InSight will land at Elysium Planitia, just north of the Martian equator. Image: NASA/JPL-CalTech
InSight will land at Elysium Planitia, just north of the Martian equator. Image: NASA/JPL-CalTech

InSight will be launched to Mars from Vandenberg Air Force Base in California by an Atlas V-401 rocket. The trip to Mars will take about 6 months. Once on the Martian surface, InSight’s mission will have a duration of about 728 Earth days, or just over 1 Martian year.

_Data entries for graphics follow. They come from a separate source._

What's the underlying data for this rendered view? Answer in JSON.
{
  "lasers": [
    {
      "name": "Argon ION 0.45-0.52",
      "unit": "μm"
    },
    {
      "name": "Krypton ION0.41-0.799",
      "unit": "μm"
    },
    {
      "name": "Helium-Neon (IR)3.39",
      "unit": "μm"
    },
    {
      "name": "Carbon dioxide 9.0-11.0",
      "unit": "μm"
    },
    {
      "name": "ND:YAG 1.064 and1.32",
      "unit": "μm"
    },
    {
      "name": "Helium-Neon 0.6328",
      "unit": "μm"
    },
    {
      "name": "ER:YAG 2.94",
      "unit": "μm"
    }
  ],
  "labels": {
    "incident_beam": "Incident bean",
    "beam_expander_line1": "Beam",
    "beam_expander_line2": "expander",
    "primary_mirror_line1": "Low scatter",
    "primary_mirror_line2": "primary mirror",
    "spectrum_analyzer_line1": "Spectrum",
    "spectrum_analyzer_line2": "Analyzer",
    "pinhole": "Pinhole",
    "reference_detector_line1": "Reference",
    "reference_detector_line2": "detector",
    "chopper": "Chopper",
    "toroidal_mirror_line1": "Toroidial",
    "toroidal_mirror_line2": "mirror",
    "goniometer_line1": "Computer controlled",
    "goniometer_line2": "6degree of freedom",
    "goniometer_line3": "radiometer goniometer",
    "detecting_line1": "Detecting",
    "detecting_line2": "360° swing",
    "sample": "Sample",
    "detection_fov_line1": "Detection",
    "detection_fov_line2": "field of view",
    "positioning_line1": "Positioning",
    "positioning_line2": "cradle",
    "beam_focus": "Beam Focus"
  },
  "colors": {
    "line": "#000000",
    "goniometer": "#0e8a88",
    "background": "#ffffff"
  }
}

InSight won’t be launching alone. The Atlas that launches the lander will also launch another NASA technology experiment. MarCO, or Mars Cube One, is two suitcase-size CubeSats that will travel to Mars behind InSight. Once in orbit around Mars, their job is to relay InSight data as the lander enters the Martian atmosphere and lands. This will be the first time that miniaturized CubeSat technology will be tested at another planet.

One of the MarCO Cubesats that will be launched with InSight. This will be the first time that CubeSat technology will be tested at another planet. Image: NASA/JPL-CalTech
One of the MarCO Cubesats that will be launched with InSight. This will be the first time that CubeSat technology will be tested at another planet. Image: NASA/JPL-CalTech

If the MarCO experiment is successful, it could be a new way of relaying mission data to Earth. MarCO will relay news of a successful landing, or of any problems, much sooner. However, the success of the InSight lander is not dependent on a successful MarCO experiment.